Oh, lots of others. In the big picture we’re building on decades. But for sure, in the short term we hang on to good ideas and see if we can turn them into impactful papers on our own within a year or so. Once that’s public, it’s open season though, and everyone can jump aboard. As a system it’s a pretty good mix of incentives to work and to share
All of my work is a massive collaboration because it requires skills from lots of different areas of science. I just applied to give a talk at a conference and you have to submit a little summary of what
you’re going to talk about and give all the people that have contributed to it and mine had 30 people listed as contributors to the work!

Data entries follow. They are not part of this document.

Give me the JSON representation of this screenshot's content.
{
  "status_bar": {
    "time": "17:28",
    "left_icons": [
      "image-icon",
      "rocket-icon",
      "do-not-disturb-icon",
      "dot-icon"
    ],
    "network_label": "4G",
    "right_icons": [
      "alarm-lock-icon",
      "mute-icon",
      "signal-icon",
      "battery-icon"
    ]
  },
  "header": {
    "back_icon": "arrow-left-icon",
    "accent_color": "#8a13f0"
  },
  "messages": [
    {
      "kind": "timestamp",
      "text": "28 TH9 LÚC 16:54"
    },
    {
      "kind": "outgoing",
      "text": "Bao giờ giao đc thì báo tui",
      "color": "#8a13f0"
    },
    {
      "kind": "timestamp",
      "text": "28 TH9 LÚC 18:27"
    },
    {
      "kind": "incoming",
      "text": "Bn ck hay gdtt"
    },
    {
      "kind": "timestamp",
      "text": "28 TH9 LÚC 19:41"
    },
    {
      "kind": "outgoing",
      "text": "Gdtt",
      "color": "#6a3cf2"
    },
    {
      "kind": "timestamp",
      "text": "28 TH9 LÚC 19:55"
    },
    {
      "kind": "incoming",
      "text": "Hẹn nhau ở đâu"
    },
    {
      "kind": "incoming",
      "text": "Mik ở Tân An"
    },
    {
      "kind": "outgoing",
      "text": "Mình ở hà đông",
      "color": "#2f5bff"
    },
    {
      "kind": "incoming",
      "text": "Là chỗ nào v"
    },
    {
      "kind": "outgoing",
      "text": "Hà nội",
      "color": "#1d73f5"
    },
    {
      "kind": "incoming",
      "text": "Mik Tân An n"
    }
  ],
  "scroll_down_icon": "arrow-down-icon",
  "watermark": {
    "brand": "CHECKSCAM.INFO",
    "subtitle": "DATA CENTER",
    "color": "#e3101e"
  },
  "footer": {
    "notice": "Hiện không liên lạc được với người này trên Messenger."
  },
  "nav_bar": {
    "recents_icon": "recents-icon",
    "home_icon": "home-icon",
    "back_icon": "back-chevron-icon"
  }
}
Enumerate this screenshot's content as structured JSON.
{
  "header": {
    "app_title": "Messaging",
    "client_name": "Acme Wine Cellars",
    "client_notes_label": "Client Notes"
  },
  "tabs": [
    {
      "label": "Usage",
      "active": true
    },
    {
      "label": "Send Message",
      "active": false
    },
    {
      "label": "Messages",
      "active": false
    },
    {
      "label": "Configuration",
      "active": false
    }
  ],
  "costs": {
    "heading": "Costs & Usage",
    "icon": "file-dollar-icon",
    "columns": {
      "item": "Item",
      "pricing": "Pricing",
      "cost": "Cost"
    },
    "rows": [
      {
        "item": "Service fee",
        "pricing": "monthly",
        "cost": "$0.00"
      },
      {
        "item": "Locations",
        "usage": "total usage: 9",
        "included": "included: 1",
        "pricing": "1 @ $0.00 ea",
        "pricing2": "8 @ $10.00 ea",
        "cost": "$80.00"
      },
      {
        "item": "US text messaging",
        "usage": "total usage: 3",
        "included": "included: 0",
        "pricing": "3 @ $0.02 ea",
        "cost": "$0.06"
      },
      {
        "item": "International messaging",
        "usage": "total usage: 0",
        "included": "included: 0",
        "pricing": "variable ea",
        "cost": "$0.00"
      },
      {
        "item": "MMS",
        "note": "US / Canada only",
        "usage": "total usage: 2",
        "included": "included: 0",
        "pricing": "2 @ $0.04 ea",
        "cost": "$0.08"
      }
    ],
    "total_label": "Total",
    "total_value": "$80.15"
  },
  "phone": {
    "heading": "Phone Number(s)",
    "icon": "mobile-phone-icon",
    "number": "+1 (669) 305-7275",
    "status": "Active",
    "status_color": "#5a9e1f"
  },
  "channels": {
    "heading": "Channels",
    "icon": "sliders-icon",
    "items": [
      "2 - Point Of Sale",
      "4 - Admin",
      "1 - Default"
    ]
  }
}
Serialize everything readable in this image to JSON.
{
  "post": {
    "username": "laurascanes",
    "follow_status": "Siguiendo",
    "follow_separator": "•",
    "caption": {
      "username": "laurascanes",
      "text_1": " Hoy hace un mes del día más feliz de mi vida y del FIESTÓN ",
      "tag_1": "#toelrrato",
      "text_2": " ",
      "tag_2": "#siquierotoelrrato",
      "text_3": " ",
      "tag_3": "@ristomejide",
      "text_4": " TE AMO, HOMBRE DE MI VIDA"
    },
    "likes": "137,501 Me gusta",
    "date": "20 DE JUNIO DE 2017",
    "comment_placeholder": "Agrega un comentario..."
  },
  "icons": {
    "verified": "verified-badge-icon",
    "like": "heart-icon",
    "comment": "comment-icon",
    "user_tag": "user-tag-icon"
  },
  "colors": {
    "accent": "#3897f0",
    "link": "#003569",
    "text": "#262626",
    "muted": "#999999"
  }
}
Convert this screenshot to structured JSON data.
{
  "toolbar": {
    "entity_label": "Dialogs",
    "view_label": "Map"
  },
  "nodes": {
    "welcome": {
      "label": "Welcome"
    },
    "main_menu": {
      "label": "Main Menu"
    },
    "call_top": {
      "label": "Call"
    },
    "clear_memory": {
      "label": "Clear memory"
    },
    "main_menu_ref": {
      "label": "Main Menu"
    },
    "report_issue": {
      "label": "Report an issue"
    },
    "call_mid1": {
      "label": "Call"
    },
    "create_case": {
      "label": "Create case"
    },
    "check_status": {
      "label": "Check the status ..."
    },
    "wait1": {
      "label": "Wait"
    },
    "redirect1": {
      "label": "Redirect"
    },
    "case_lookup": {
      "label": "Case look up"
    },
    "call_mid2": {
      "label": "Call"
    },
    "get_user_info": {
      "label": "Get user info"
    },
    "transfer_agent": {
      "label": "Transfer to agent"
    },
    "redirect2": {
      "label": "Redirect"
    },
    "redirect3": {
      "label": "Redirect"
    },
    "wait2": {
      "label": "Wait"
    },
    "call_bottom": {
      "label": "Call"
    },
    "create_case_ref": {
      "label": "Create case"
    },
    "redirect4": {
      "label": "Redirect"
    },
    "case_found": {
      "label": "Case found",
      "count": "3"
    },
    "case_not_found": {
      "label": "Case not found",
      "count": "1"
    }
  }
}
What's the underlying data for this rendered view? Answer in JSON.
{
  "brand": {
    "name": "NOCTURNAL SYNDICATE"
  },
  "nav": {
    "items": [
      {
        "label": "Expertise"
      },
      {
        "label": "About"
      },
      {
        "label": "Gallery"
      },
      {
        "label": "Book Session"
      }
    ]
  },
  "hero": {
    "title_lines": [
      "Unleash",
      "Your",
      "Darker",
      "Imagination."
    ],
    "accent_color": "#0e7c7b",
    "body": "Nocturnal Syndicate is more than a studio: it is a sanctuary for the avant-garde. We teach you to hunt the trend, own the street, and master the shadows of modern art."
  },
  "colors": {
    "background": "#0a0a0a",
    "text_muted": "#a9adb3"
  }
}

While there’s not too much published about my specific topic, there’s loads of stuff in similar topics and things that I rely on to help me form answers about my own work. Plus I’m part of a research group so I’m always using their knowledge to help understand the wider field better
I HAVE TO use lots of other people’s work, I’d be lost without them! There are about 3000 scientists part of my experiment. Though I might never get to know them, each and every one of those scientists has done something to help my work. This might include better understanding a tiny part of our particle detector, but such increased understanding will help me achieve a more precise result or measurement. A lot of big science experiments are carried out by these huge collaborations of people nowadays.
Of course, there are times you just have to get on with your own work, but for sure it won’t be long before you need someone else’s help!